Als sie ins Innere des Hauses kamen, spitzte Hap die Lippen zu einem stummen Pfeifen. Dendras Arme waren immer dicker geworden, je näher sie den Wurzeln kamen, und hier, in den Maueröffnungen des Hauses, waren die mit roten Wimpern versehenen Ranken so dick wie Säulen.

Dendra war vor langer Zeit unterhalb der Mitte der Kuppel entsprossen und dann wie ein Vulkan durch das solide Fundament gebrochen. Alle ihre Arme entsprangen einem massiven runden Gewächs von mindestens dreieinhalb Meter Durchmesser, das von einer runzligen Haut überzogen war, wie man sie auch bei Flaschenkürbissen fand. Dendra hielt nie lange still; immer wieder ging entweder ein Zucken durch einen der Arme oder die Spitze einer Ranke kam zurück ins Haus gekrochen.

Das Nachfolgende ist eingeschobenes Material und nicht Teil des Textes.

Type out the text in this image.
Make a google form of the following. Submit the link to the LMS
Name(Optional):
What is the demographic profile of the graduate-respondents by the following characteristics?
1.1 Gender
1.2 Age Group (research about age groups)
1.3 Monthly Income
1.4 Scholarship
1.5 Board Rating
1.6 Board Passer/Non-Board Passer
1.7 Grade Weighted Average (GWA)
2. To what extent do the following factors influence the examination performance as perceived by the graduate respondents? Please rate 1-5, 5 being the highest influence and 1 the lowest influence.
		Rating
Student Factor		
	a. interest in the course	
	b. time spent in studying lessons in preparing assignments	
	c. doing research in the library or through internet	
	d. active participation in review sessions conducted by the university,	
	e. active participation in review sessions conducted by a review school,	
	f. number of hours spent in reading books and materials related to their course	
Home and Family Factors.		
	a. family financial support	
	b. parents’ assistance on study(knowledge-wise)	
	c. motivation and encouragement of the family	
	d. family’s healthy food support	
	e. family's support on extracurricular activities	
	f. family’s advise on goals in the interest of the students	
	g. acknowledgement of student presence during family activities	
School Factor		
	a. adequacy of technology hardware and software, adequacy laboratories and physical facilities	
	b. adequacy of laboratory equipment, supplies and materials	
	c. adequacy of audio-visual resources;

Überall standen Steinbänke mit Moosgeflechten als Sitzkissen. Fendofel setzte sich mit einem frohen Seufzer. »Ach, Umber, sag mal: Wie geht es denn dem Baum mit den vielen Früchten? Geht es ihm gut?«

Umber erstarrte einen Moment und seine Augen wurden weich. »Er gedeiht prächtig, mein Freund«, sagte er und betrachtete den alten Zauberer nachdenklich. Haps und Balfours Blicke trafen sich, und Balfour zog die Augenbrauen hoch.

»Das freut mich zu hören«, sagte Fendofel mit einem zufriedenen Lächeln. Einer von Dendras dicken Armen glitt über den Steinboden und rieb sich sanft an Fendofels Bein. Hap fand, dass er wie eine verschmuste Katze aussah, die ihrem Besitzer um die Beine streicht. »Was führt dich her, mein Lieber?«

»Mein letzter Besuch liegt viel zu lange zurück«, sagte Umber und drückte den Arm des alten Zauberers. »Aber eigentlich bin ich gekommen, weil ich deinen Rat brauche.«

»Meinen Rat?«, wiederholte Fendofel, richtete sich auf und hob das Kinn. »Den gebe ich dir gern. Aber zuerst will ich die Wahrheit hören. Wie ist es dir ergangen? Jetzt mal ehrlich.«

»Mir?« Umber schaute zu Boden. »Oh, mir ist es gut ergangen.«

»Was soll das heißen, gut?«, dröhnte Oates. »Du hast wochenlang Trübsal geblasen. Wir dachten schon, du würdest schlappmachen und sterben.«

Umber strafte Oates mit einem tödlichen Blick. »Ich glaube, ich mache mal einen Spaziergang«, murmelte Oates.

»Oates, direkt da draußen wächst eine Pflanze, die äußerst spitze Stacheln hat«, begann Umber.

Oates, der schon am Eingang war, blickte zurück. »Und?«

»Ich möchte, dass du dich darauf setzt«, fuhr Umber fort. Oates verdrehte die Augen und verließ das Haus.

Fendofel legte die Fingerspitzen zusammen und schaute Umber vorwurfsvoll an. »Er ist wenigstens ehrlich. Es gibt keinen Grund, etwas vor mir zu verbergen, Umber, du Schlingel.«

»Ich wollte dich nicht beunruhigen«, sagte Umber leise.

»Wie lächerlich. Ich kann dir doch helfen, du dummer Junge«, erwiderte Fendofel lächelnd. »Ich habe an einer Medizin für dich gearbeitet, und jetzt ist sie endlich fertig.« Er griff unter sich und berührte die Ranke neben seinem Knie. »Dendra, hol die Elatia, bist du so lieb?«

Ein anderer Arm der großen Ranke reagierte und kroch in einen der Gebäudeflügel aus Eisen und Glas. Nur einen Augenblick später tauchte er wieder auf, die Spitze um einen dunklen Keramiktopf mit einer buschartigen Pflanze gewunden. Die Ranke übergab die Pflanze Fendofels wartenden Händen und er reichte sie an Umber weiter.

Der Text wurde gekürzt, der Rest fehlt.